With the format’s World Cup expanding to 20 teams in 2024, nearly all nations that play cricket (even ones like Italy, where the game is a tiny blip on the country’s radar) get the chance to compete on the big stage. This means many more players can compete at this level too.
Among the others making their debuts at the ongoing World Cup, for instance, is Zainullah Ihsan, who was 16 when he arrived alone in Scotland, seeking asylum. Back home in Kabul, Afghanistan, he had been known as a tape-ball quickie. In Glasgow, he watched young men play cricket in a park and has said he felt the deep pull of familiarity in his new, unfamiliar home. Ihsan asked if he could join, and soon his new friends, in awe of his skill, were advising him to join the local club.
At the club, the coach, liking what he saw, asked him to turn up for the next T20 game. When he performed well there, he was granted free membership of the club. By the following year, he was on Scotland’s U-19 team. Even so, the World Cup call was a surprise; the 19-year-old has not been on the national team before this.
Canada’s opening batter Yuvraj Samra, 19, has an interesting tale too. He was named after Yuvraj Singh, his father’s favourite cricketer. Like Singh, who has hit spectacular 12-ball fifties at World Cup matches, this Yuvraj cemented his place on the Canadian squad with a 15-ball 50 against Bahamas last year.

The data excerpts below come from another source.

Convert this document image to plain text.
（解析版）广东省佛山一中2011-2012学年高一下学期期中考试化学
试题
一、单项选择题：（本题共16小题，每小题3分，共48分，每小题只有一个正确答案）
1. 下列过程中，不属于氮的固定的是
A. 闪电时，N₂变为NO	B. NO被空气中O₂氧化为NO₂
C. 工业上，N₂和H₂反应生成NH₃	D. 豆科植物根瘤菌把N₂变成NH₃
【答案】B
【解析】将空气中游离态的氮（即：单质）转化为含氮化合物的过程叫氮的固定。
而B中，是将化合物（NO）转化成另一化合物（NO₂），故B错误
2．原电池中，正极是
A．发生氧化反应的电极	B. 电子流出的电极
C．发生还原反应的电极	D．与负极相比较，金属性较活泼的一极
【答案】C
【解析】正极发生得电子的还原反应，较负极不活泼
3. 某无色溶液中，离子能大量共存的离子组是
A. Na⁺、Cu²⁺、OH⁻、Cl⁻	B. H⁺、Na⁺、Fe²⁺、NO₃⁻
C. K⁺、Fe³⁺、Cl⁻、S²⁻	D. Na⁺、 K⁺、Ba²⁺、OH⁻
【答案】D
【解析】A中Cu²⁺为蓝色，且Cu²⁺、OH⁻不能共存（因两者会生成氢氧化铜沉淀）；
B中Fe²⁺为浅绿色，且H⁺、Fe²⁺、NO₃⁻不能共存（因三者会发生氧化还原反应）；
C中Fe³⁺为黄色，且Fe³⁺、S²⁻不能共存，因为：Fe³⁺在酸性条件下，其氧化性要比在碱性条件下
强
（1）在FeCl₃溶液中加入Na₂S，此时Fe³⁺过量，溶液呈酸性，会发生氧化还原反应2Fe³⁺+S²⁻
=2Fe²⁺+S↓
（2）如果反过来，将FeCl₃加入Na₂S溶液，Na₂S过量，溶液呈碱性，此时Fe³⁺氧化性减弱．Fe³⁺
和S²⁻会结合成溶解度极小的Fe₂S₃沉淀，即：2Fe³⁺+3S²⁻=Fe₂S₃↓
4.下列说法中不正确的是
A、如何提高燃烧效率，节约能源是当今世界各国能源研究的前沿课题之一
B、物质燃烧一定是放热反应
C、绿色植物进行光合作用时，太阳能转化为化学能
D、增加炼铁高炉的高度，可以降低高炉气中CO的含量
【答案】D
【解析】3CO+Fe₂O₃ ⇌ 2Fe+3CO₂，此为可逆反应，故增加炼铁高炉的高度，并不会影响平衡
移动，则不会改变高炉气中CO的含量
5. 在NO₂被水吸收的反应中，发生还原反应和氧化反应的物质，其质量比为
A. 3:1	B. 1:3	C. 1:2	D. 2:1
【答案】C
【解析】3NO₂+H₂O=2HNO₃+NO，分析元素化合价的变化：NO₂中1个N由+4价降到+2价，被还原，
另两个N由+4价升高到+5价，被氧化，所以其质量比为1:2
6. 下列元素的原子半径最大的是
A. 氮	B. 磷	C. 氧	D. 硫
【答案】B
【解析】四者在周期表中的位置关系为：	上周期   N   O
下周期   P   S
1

Haider Ali, 25, UAE’s main bowling weapon, was born in a small village in Pakistan’s Punjab and worked as a waiter at a highway dhaba and sold fruits on the streets of Lahore as he chased his cricket dream. When that did not materialise, he moved to UAE to look for work, and ended up chasing the dream there.
Shubham Ranjane’s grandfather played for India in the 1950s. His father played for Maharashtra. Ranjane played in the Ranji tournament for Maharashtra, Mumbai and Goa, before moving to the US to try his luck there. Now, at 31, he is at the World Cup.